MP Grag Knight: Car smoke ban ‘heavy handed’

greg knight

greg knight

Smoking is bad for your health. We all know this and our country appears to be divided into three groups: those who smoke and who say ‘damn the consequences’, those who smoke and who are trying to quit and those who are non-smokers and who can’t stand what they regard as a filthy habit.

It is also well known that smoking in a confined space can harm the health of non-smokers by polluting the atmosphere – a phenomenon known as ‘passive smoking’.

It therefore makes sense for smokers to try not to inflict the habit – and with it any damage to health – on others, particularly if those others are children.

It was with this knowledge that smoking can harm the health of non-smokers in certain circumstances that the House of Commons has just voted to allow the banning of smoking by adults in vehicles where children are present.

This move is breaking new ground by allowing a ban to be imposed on smoking in a private place.

Although the result of the vote was overwhelmingly in favour of this ban, many MP’s, myself included, had misgivings about going this far.

These reservations did not relate to the act of smoking itself –of course parents should not smoke in a small confined space in the presence of children. The vote was about more than that. The qualms that exist are about whether or not to make such behaviour a criminal offence.

Smoking in a car with young children present is wrong, but no evidence has been produced to show that this behaviour is a growing problem in the UK.

Indeed, there has already been action in this area, with a nation-wide campaign, led by Public Health England, to ensure parents fully understand the dangers of second-hand smoke. Parents have been encouraged to stop smoking in the home or car if there is a child present. The evaluation of this campaign has shown it increased awareness of the risks of second-hand smoke.

Indeed, this campaign and others has helped to change attitudes and behaviours.

The evidence therefore shows that we are dealing here with a diminishing and not a growing problem.

Against this background, surprisingly, an amendment was made to the Children and Families Bill which allows Ministers to bring forward proposals in future to ban smoking in cars when a child is present and the amendment has now been approved by both Houses of Parliament.

However, I have concerns with this heavy-handed, nanny-state proposal: the first is that we live in a free society and I do believe there comes a point at which the state should stop telling people what to do.

A good, educated parent would not smoke in a car with children present and campaigns explaining the dangers were already having the desired effect.

Secondly, I am not convinced that this is an area of human behaviour where we should involve the criminal law and create a new offence punishable before the courts.

I do not want to see police officers spending their time investigating how many smokers pass by in a car where there is a child present, rather than dealing with burglaries, robberies and muggings.

Further, the whole area could easily become a legal minefield. What would be the position of a parent smoking in a car with a child present, if the car itself was a convertible? And, would a new law apply to motor caravans, where the “vehicle” involved was also the family home?

Despite my concerns, Parliament has now given permission for the government to bring forward proposals to create a new offence, if it wishes to do so.

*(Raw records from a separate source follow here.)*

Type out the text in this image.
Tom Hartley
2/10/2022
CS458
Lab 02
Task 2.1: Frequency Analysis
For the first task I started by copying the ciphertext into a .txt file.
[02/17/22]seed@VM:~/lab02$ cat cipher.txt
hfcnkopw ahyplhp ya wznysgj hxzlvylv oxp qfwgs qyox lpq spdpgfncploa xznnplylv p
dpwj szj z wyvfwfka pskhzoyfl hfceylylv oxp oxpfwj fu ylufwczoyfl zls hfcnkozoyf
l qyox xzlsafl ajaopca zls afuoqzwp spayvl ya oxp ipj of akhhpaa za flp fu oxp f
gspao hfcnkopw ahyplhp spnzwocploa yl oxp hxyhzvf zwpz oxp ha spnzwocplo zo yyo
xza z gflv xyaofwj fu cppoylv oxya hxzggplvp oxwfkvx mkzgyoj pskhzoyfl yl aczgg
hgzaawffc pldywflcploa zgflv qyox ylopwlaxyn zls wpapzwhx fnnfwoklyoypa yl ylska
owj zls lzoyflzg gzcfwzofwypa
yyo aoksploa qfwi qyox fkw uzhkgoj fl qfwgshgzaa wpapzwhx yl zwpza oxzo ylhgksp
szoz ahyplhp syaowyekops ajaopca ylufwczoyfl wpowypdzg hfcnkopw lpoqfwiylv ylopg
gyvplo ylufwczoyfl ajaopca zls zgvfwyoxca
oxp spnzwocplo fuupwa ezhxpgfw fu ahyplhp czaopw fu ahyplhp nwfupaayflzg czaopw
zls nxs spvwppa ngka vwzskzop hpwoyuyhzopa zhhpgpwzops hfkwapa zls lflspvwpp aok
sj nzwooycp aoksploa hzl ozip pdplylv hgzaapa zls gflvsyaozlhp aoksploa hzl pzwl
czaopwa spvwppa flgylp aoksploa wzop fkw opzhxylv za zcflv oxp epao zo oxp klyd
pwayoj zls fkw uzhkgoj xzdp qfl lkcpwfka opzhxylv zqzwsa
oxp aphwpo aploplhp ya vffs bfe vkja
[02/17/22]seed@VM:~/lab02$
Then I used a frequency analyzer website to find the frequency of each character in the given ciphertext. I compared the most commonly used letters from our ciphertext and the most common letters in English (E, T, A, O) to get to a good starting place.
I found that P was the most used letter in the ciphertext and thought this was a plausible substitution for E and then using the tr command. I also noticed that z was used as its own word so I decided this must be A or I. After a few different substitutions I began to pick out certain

The government would be wise to proceed here with the utmost caution.

l According to recent research, Morris dancers and train spotters can now defend their unfashionable hobbies as a ‘genetic inevitability’.

A study by an internet based group concludes that more than a quarter of us have inherited our ancestor’s pastimes and professions in the same way we have inherited our surname and facial features from them.

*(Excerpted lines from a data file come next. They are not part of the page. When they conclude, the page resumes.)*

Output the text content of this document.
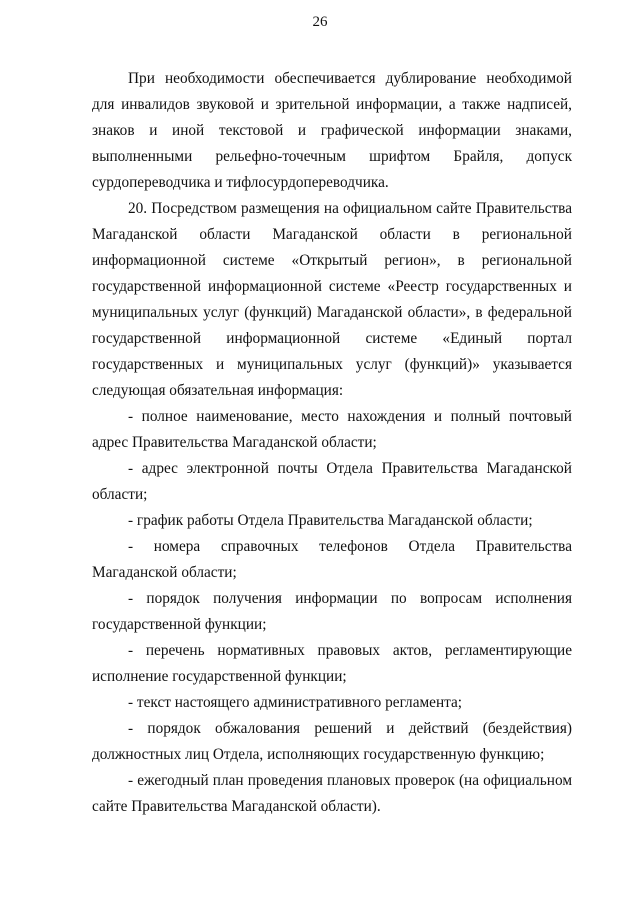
26

При необходимости обеспечивается дублирование необходимой для инвалидов звуковой и зрительной информации, а также надписей, знаков и иной текстовой и графической информации знаками, выполненными рельефно-точечным шрифтом Брайля, допуск сурдопереводчика и тифлосурдопереводчика.

20. Посредством размещения на официальном сайте Правительства Магаданской области Магаданской области в региональной информационной системе «Открытый регион», в региональной государственной информационной системе «Реестр государственных и муниципальных услуг (функций) Магаданской области», в федеральной государственной информационной системе «Единый портал государственных и муниципальных услуг (функций)» указывается следующая обязательная информация:

- полное наименование, место нахождения и полный почтовый адрес Правительства Магаданской области;

- адрес электронной почты Отдела Правительства Магаданской области;

- график работы Отдела Правительства Магаданской области;

- номера справочных телефонов Отдела Правительства Магаданской области;

- порядок получения информации по вопросам исполнения государственной функции;

- перечень нормативных правовых актов, регламентирующие исполнение государственной функции;

- текст настоящего административного регламента;

- порядок обжалования решений и действий (бездействия) должностных лиц Отдела, исполняющих государственную функцию;

- ежегодный план проведения плановых проверок (на официальном сайте Правительства Магаданской области).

They claim that hobbies such as fishing and sailing can, like genetic similarities, be handed down from grandparent, to parent to child, through what they rather unoriginally call ‘the hobby gene’.

Their study claims that some people are able to trace their hobbies back in their family for nearly 200 years. I am not sure that I agree with all this tosh. My hobby is driving a classic car and 200 years ago there was no such thing.

Further, it was only after I bought my first classic car that my father also became interested and bought his, so in my family at least, the gene appears to be going backwards!